“Always cheerful, ever thoughtful for others, the best of companions with the kindest of hearts, Jack Noel endeared himself to all who knew him, and those who were privileged to be called his friends were bound to him by ties far stronger than those of common friendship.”

His death was a singularly heroic one, and in wonderful keeping with what we know of his life. A wounded corporal of his regiment, who was near him when he fell, says that “Lieutenant Noel, despite the fact that he was hit in or near his left eye by a shot that broke the half of his field-glasses, promptly picked up his glasses again, and, finding the right half of them still workable, continued to direct the fire of his platoon with his right eye, until a few minutes later he was killed by a shot in his left temple.”

Not the British only fought at Cambrai; deeds of unparalleled valour were done by the French, and also by France’s Arab troops, the Turcos. It was at Cambrai that the Turcos first saw fire. They were singled out, five hundred of them, to do a desperate piece of work on which the fate of thousands of men depended.

Straining as if at a leash, they waited for the order to advance. At last it came. They swung round and faced the foe. Onward they went, right up to the guns, and against what seemed to be an impregnable line of trenches.
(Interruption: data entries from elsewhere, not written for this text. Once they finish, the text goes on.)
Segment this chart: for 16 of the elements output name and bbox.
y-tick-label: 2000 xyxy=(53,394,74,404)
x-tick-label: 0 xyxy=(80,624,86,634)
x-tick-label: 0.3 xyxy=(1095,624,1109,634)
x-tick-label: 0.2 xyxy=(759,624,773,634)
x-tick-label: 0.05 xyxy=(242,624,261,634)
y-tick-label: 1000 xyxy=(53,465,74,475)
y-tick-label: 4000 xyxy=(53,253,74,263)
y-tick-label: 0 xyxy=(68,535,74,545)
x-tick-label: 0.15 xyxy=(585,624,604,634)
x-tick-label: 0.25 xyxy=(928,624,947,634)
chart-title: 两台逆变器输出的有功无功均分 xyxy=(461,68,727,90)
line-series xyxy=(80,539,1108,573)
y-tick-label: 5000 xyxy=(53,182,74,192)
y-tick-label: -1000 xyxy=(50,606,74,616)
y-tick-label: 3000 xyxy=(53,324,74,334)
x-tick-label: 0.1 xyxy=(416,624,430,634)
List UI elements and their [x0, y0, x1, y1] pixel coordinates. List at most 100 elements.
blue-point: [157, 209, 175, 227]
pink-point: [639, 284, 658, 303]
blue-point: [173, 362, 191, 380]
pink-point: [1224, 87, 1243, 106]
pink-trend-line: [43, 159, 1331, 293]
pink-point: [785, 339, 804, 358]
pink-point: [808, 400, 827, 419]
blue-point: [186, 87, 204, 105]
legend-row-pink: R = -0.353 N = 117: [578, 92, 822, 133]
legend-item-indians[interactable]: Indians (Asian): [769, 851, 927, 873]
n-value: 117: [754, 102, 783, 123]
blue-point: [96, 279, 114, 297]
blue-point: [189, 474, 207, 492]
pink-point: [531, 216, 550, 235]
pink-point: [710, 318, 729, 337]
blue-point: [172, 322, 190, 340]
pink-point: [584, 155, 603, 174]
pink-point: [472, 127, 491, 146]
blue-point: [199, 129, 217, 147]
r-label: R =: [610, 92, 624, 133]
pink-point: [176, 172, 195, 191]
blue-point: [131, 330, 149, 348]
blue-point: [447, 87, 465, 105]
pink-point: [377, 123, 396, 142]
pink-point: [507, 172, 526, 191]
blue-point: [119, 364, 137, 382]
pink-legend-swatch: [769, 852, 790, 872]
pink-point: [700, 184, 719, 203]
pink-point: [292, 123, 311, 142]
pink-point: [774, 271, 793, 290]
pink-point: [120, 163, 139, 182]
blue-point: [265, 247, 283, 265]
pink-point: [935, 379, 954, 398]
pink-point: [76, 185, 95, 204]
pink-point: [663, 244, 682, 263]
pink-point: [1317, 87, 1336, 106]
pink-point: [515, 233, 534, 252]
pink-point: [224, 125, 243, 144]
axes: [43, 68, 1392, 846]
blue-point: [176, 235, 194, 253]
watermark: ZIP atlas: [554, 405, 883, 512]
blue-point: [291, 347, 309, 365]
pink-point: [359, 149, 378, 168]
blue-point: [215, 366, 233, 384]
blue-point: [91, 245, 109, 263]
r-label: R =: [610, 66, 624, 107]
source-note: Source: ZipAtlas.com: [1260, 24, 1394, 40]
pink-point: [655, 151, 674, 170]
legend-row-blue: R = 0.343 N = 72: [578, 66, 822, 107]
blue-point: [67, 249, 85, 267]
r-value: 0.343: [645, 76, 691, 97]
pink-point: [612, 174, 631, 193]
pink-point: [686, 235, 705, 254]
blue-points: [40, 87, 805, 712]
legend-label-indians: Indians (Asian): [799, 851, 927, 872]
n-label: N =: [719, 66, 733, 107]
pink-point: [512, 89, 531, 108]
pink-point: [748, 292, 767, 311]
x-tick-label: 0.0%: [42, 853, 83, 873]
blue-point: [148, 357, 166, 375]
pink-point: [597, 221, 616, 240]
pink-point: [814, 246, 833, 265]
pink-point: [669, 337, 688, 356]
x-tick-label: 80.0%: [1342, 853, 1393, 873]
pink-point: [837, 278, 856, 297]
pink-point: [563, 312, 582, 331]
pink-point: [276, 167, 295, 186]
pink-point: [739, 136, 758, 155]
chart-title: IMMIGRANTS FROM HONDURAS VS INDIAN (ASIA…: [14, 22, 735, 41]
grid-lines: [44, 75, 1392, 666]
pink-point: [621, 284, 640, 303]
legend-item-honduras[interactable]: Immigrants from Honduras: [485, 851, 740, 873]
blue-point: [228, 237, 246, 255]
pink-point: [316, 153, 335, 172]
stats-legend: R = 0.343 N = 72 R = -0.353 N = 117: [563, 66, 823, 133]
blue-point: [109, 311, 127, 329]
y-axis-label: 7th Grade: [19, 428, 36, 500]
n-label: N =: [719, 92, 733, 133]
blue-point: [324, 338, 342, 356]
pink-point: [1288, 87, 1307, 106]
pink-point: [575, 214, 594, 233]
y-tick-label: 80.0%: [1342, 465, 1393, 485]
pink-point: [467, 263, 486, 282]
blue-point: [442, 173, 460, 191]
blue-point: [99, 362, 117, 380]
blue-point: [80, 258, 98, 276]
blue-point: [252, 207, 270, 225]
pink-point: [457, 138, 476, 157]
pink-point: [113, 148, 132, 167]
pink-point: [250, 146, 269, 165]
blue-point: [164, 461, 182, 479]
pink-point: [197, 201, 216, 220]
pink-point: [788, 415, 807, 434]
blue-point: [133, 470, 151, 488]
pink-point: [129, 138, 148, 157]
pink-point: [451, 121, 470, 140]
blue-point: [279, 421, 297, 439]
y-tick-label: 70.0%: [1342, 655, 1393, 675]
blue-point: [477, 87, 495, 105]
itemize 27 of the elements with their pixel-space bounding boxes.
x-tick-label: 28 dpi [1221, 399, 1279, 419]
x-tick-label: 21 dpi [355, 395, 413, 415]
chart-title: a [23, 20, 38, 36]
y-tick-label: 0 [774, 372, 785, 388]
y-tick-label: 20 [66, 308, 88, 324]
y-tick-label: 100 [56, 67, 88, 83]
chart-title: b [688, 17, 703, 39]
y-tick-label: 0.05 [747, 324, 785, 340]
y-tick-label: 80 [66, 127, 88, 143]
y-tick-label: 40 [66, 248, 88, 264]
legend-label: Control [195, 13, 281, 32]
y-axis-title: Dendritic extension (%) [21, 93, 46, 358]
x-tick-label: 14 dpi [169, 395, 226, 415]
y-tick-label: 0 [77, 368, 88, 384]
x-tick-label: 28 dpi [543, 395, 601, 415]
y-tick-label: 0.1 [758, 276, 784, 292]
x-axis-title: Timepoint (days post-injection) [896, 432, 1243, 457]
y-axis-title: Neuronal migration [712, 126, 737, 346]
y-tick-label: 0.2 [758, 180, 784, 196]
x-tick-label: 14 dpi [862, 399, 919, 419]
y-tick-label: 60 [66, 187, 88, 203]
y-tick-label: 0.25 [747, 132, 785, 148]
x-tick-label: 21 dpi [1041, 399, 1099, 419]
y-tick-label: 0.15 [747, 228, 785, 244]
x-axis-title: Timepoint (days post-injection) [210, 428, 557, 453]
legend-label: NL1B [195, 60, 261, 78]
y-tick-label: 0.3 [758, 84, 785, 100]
Of the five hundred, only twelve survived; of the twelve, only one was unwounded. But the enemy’s guns were silenced, and the Germans had fled from their trenches. The men who fell were buried shoulder to shoulder as they fought.

The French peasant women, as we have seen, are wonderfully brave in the matter of going under fire. One of these showed herself possessed of a quieter type of courage, but courage nevertheless, during the retreat. Hear the tale as told by a British officer:

“After the Battle of Mons we were billeted at a large farmhouse, the occupants of which did not seem very pleased to see us. We had not touched any eatables for several hours, and I made the housewife understand that we wanted some food. She looked at us in a way which was not altogether an expression of friendliness, and, pointing at the table, round which a number of workingmen were gathered, to whom she was serving their meals, she said, ‘Après les ouvriers.’—‘After my work-people.’

“We waited patiently till the men had finished their meal, and then asked once more for food. But the woman merely remarked, ‘Après nous.’ ‘After us.’ And she and her husband subsequently prepared to eat their supper. It is rather trying to see somebody making an attack on a hearty meal while one has not tasted any food for a long time. So I demanded, in the name of the King, that we should be supplied with foodstuff immediately, the more so that the woman seemed so unwilling to grant our wishes. The only answer she made was that, if we were in want of food, we should have to look for it ourselves and try to prepare it.

“The situation was rather awkward, and I was wondering why these French peasantry were so extremely unkind towards British soldiers!

“Suddenly it entered my mind that perhaps she thought we were Germans! At the same time I had something like a happy thought in order to prove that we were not. One of our men, a tall, heavy chap, who was still outside the house, was ordered to substitute a German helmet for his own cap, and to knock at the door. He did, the door was opened, we dashed forward, and made ‘the German’ a prisoner.